小舟上的青年心里思绪翻涌,哼!子龙、长寂,就要见面了啊,我儒恪的一生宿敌,哎!一个是秀才遇到兵,有理说不清,一个是秀才遇到匪,不敢张开嘴,你们两给我等着,等我儒恪成圣之日,定叫你二人不举。
咔嚓!轰隆隆!万里无云的秋日天空,突兀的一道旱雷炸响。
白衫青年豁然站起,抬头看天,“不用这么绝吧!天!我不过就是许个愿而已,合着你就瞅准我一个人劈是吧?”青年似是被这一道旱雷激起了怒火,对天大声怼了起来“老爷娇喘不知羞,小生洗耳再来聆。”
“哼!兔崽子,若叫你成圣,天理何存!”汴河岸一手拿酒壶杵拐杖的白发老者恨声道,言罢老者眯眼看到小舟旁兀自有一尾大鱼晃悠悠的浮了上来,只见那白花花圆滚滚的肚皮朝上露出水面,一动不动,已然是死了,咚!咚!咚!老者拐杖狠狠跺着地面,“妈的!打歪了!”
画舫之上青衣女子被这一道雷声惊的毛笔脱手,左手放下提着的广袖,快步走出房间来到画舫甲板之上,正巧看到白衣青年怼天的场面,看着白衣青年煞有介事的对天发怒,好似这雷当真是为劈他而来似的。
心想着,这青年倒也确实有些趣味,为了吸引本姑娘当真煞费苦心啊,“这位公子,呵呵…这老天爷的一声娇喘着实是吓的奴家不轻呢?”

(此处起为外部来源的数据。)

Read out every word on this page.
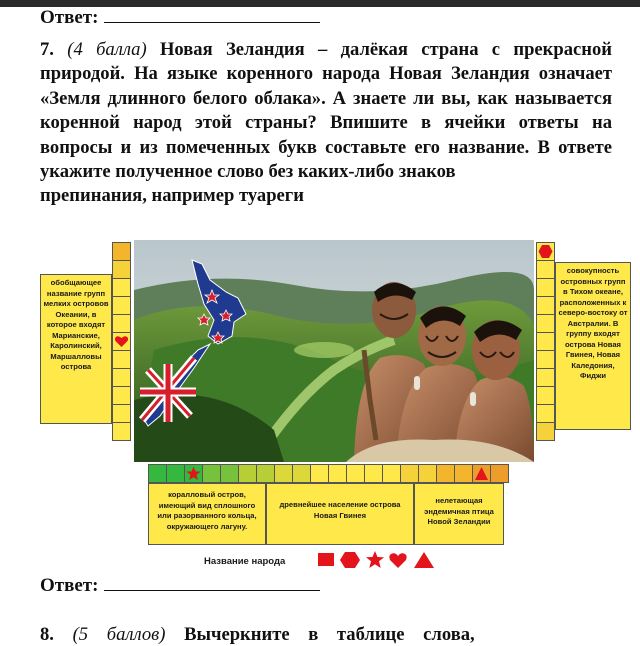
Ответ:
7. (4 балла) Новая Зеландия – далёкая страна с прекрасной природой. На языке коренного народа Новая Зеландия означает «Земля длинного белого облака». А знаете ли вы, как называется коренной народ этой страны? Впишите в ячейки ответы на вопросы и из помеченных букв составьте его название. В ответе укажите полученное слово без каких-либо знаков
препинания, например туареги
обобщающее название групп мелких островов Океании, в которое входят Марианские, Каролинский, Маршалловы острова
совокупность островных групп в Тихом океане, расположенных к северо-востоку от Австралии. В группу входят острова Новая Гвинея, Новая Каледония, Фиджи
коралловый остров, имеющий вид сплошного или разорванного кольца, окружающего лагуну.
древнейшее население острова Новая Гвинея
нелетающая эндемичная птица Новой Зеландии
Название народа
Ответ:
8. (5 баллов) Вычеркните в таблице слова,
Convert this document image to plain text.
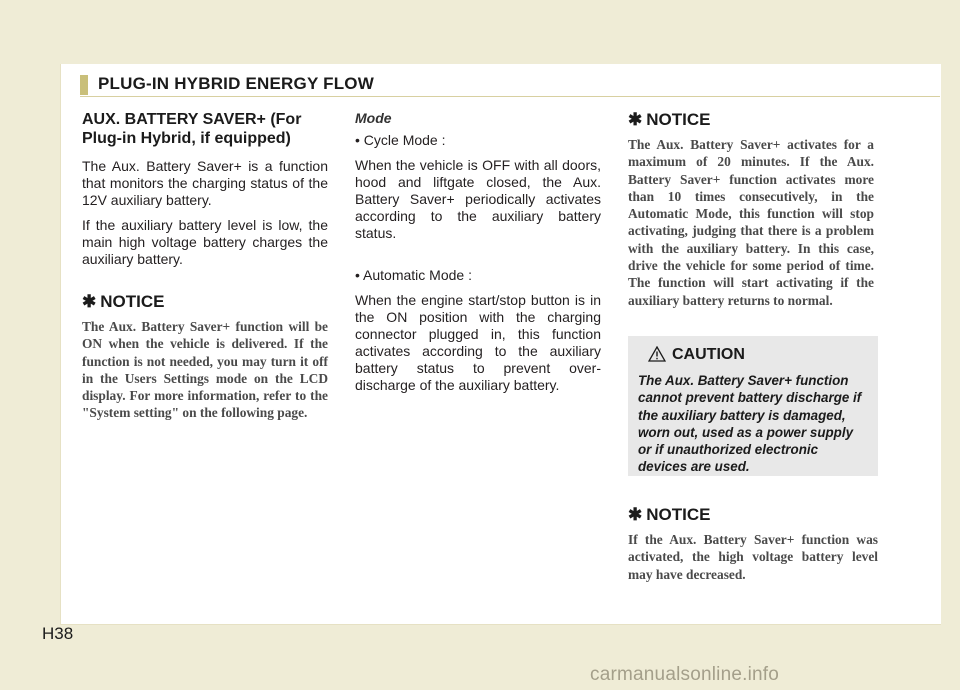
PLUG-IN HYBRID ENERGY FLOW
AUX. BATTERY SAVER+ (For Plug-in Hybrid, if equipped)

The Aux. Battery Saver+ is a function that monitors the charging status of the 12V auxiliary battery.

If the auxiliary battery level is low, the main high voltage battery charges the auxiliary battery.

✱ NOTICE

The Aux. Battery Saver+ function will be ON when the vehicle is delivered. If the function is not needed, you may turn it off in the Users Settings mode on the LCD display. For more information, refer to the "System setting" on the following page.

Mode

• Cycle Mode :

When the vehicle is OFF with all doors, hood and liftgate closed, the Aux. Battery Saver+ periodically activates according to the auxiliary battery status.

• Automatic Mode :

When the engine start/stop button is in the ON position with the charging connector plugged in, this function activates according to the auxiliary battery status to prevent over-discharge of the auxiliary battery.

✱ NOTICE

The Aux. Battery Saver+ activates for a maximum of 20 minutes. If the Aux. Battery Saver+ function activates more than 10 times consecutively, in the Automatic Mode, this function will stop activating, judging that there is a problem with the auxiliary battery. In this case, drive the vehicle for some period of time. The function will start activating if the auxiliary battery returns to normal.

CAUTION
The Aux. Battery Saver+ function cannot prevent battery discharge if the auxiliary battery is damaged, worn out, used as a power supply or if unauthorized electronic devices are used.
✱ NOTICE

If the Aux. Battery Saver+ function was activated, the high voltage battery level may have decreased.

H38
carmanualsonline.info
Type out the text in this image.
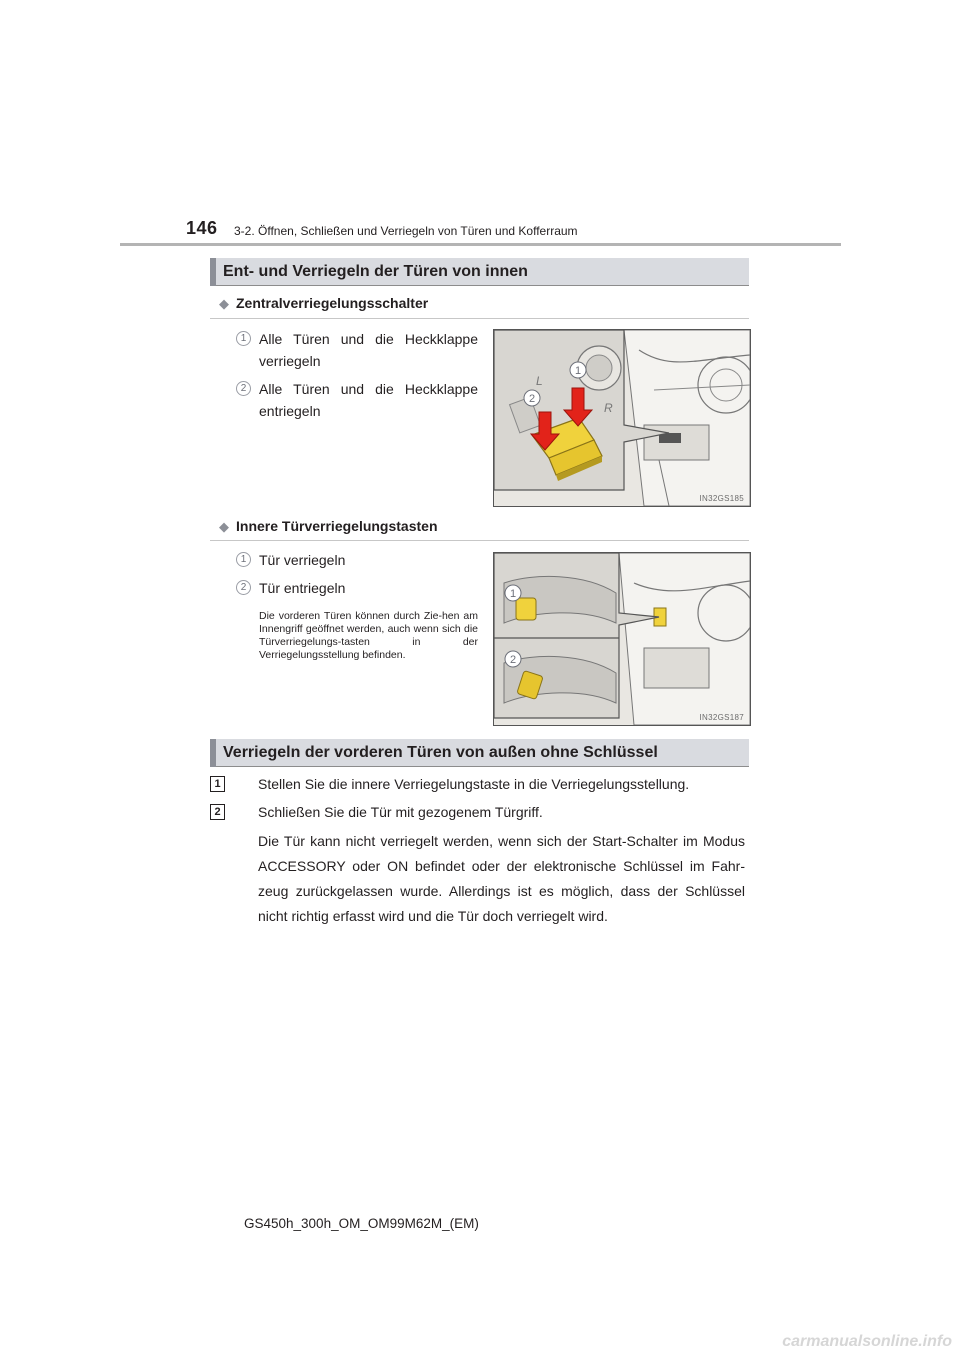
146 3-2. Öffnen, Schließen und Verriegeln von Türen und Kofferraum
Ent- und Verriegeln der Türen von innen
◆ Zentralverriegelungsschalter
1 Alle Türen und die Heckklappe verriegeln
2 Alle Türen und die Heckklappe entriegeln
L
R
1
2
IN32GS185
◆ Innere Türverriegelungstasten
1 Tür verriegeln
2 Tür entriegeln
Die vorderen Türen können durch Zie-hen am Innengriff geöffnet werden, auch wenn sich die Türverriegelungs-tasten in der Verriegelungsstellung befinden.
1
2
IN32GS187
Verriegeln der vorderen Türen von außen ohne Schlüssel
1	Stellen Sie die innere Verriegelungstaste in die Verriegelungsstellung.
2	Schließen Sie die Tür mit gezogenem Türgriff.
Die Tür kann nicht verriegelt werden, wenn sich der Start-Schalter im Modus ACCESSORY oder ON befindet oder der elektronische Schlüssel im Fahr-zeug zurückgelassen wurde. Allerdings ist es möglich, dass der Schlüssel nicht richtig erfasst wird und die Tür doch verriegelt wird.
GS450h_300h_OM_OM99M62M_(EM)
carmanualsonline.info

“哦!小生之过,连累姑娘家,真是抱歉,”白衣青年作揖赔礼道。
“这可不成,当真抱歉啊,那就到跟前来,认罚三杯,呵呵呵。”
“非也非也!即是姑娘盛情,认罚一说不如奖励贴切。”
“呵呵呵…请!”白衣女子心道,当真是端的好架子。
一会儿,白衣青年踏上画舫,“在下取邑儒恪,见过姑娘,敢问姑娘芳名?”
“京都应如是见过儒恪公子,”心里却道,装,继续装,当真不知我是谁,那为何在小舟上耍弄。
“哦,真真是好名字啊!”儒恪由衷赞美。
呵呵…男人!当真是逮着机会就迎合我啊,“哦?奴家怎么不知自己这名字好在哪里啊?”
白衫青年儒恪微昂起头,作眺望状,目视前方远山,“你见青山多妩媚,料青山见你应如是。”
“我见,青山多妩媚,料青山见我应如是…”白衣女子应如是复述着这句话,似是失神,“原来家父为我取名是这般寓意啊。”
“哦?令尊定是饱读诗书,学识渊博之士,不知可否告知姓名啊?”
“呃…家父他…折官被贬,已有十余载,请赎奴家不忍提及。”
“哎!也罢啊,那敢问姑娘…”
“儒恪公子当真不识我?”
“小生初来乍到,并不认识姑娘。”
应如是看着眼前之人,神情中正不似伪君子,心道是我孟浪了,于是改了称呼道:“不瞒先生,奴家乃青翠阁清倌人,今日出城散心,巧遇先生实乃三生有幸。”
“非也非也,姑娘抬爱了,是小生恰巧经过姑娘画舫,不期而遇,荣幸之至。”
应如是似是对这书生有了兴趣,便问道:“先生此来京都是游历吗?”
“哦!是也不是,我今日便是要去白云书院…”
“原来先生是去白云书院求学的啊!想来他日学成必定是名满神州,奴家有幸提前相识,可谓美事,将来必会因今日偶遇而与有荣焉,白云书院乃我大虞文教执牛耳者,先生大才!”
“呃…白云书院嘛!尚可吧!”儒恪心说,我若说是去砸场子的想必你也不敢信啊。
应如是,看着眼前之人心中波动,因他人之前程想到自己的未来,不禁黯然神伤,“真为先生高兴,先生将来必然可宏图大展,哎…却不知我这般风尘女子,前途何堪?”
“非也非也!姑娘虽为风尘中人,却也可笑傲余生。”
“敢问先生,我当如何?”
儒恪一挥衣袖,呼!“不是爱风尘,似被前缘误。花落花开自有时,总赖东君主。去也终须去,住也如何住!若得山花插满头,莫问奴归处。”
“啊…若得山花插满头,莫问奴归处…莫问奴归处。”
应如是默念起来,似是福至心灵,困顿之色渐祛,再抬头已是新气象,一看二人竟然杵在甲板上好些时间了,惭愧道:“奴家失敬,竟忘了礼数,先生请进屋喝杯茶水,以全奴家待客之道。”